Relationships: Rianna Saren & Cham Syndulla, Rianna Saren & Z-58-O | Zeeo
Kudos: 1





	Alliances of Necessity

She moved through the crowd like she was supposed to be there, ignoring the looks that would have been cast her way regardless of the fact her light jog probably broke the socially-agreed-upon speed limit in a forum reserved for dining and casual conversation.

The open cavern, with tables spaced about a gently-sloping floor carved into tiers, denied her a designated travel lane anyway, as her destination wasn’t the half-circle, diner-style counter built against the far wall at the lowest point. She kept her sights on a two-seated table on one of the higher tiers in the northern corner, out of the way enough to avoid even the moderate volume the dining space might ascend to. Twi’leks were a quiet people.

In the unavoidable golden tint of the light – despite the best efforts to brighten the place enough that it wouldn’t feel as deep underground as it was – Cham’s pale-ish orange skin almost matched her own darker, more vibrant shade. It was hard to tell how long he’d been waiting, but a small appetizer plate had been pushed to the side, utensils crossed.

“General Syndulla,” she acknowledged with a nod, gripping the back of the empty chair and vaulting herself into a cross-legged seating position.

“Commander Saren,” Cham greeted with a nod of his own, signing _caution, affection_.

Rianna signed back _confusion, irritation_ – because what use was a fluidly-segmented, motor-controlled prosthetic right lek wired into her nervous system if she didn’t use it with the one Twi’lek who’d deign to speak the language with her. “Isn’t there someplace better we could do this, like… oh, I don’t know, your office?”

Cham kept hesitantly stoic. “You should be among the people.”

Rianna rolled her eyes. “Should probably tell _the people_ that.”

With an inevitable sigh, Cham fell to a wince of guilt, looking down at the table. “I’m sorry your welcome here, has been so…”

“Non-existent?” Rianna prodded with an arched brow.

“Not everyone follows the old ways so strictly…” Cham was quiet, still not looking at her.

“But if they talk to me, they’d be shunned by the rest.” Rianna crossed her arms.

Cham finally moved, chancing a skeptical glance. “Can you be so sure that’s not the fault of this… _abrasive_ personality you insist on?”

“Gets to the same result faster, so what’s the difference?”

Cham sat back in his chair, signing _disappointment, exasperation, lack of surprise_. “I suppose that answers my question of how you’ve been adjusting.”

“You brought me here to train soldiers and lead combat ops, not to make friends,” Rianna recited half-disinterestedly, resting her elbow and forearm across the table. “I’ve held up my end, don’t ask the impossible.”

 _Regret, assurance_. “Soon enough, they’ll see your value.

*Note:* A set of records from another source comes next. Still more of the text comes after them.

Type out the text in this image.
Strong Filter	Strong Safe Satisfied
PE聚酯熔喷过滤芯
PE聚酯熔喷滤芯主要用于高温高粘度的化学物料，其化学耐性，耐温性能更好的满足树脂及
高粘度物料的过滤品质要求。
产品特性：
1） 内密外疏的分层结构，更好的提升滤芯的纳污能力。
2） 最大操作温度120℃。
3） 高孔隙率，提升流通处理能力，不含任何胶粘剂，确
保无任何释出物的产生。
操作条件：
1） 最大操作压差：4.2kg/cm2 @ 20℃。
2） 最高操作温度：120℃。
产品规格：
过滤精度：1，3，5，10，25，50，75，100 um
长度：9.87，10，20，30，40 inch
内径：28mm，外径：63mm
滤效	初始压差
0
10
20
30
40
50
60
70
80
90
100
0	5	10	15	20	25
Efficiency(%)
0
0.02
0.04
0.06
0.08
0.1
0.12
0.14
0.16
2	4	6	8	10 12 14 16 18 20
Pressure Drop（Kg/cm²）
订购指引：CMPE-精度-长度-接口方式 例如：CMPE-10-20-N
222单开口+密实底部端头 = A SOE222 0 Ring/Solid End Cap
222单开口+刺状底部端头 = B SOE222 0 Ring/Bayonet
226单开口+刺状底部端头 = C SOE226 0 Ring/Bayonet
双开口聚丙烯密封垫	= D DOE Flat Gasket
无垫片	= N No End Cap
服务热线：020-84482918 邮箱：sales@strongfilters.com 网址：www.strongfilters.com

They need you, we all do. If Ryloth is to cast off both today’s Empire, and thousands of years of vulnerability to conquest, we need more than what we have. We need every help we can get, however the people choose to see it.”

Rianna was feeling combative, as usual. “ _Help_ that ends at anything even remotely involving the wider rebellion?”

Cham narrowed his eyes, signing _betrayal_ at Rianna’s smirk and looking just about ready to slam his fist on the table. “You know they will only ask of us what we cannot spare.”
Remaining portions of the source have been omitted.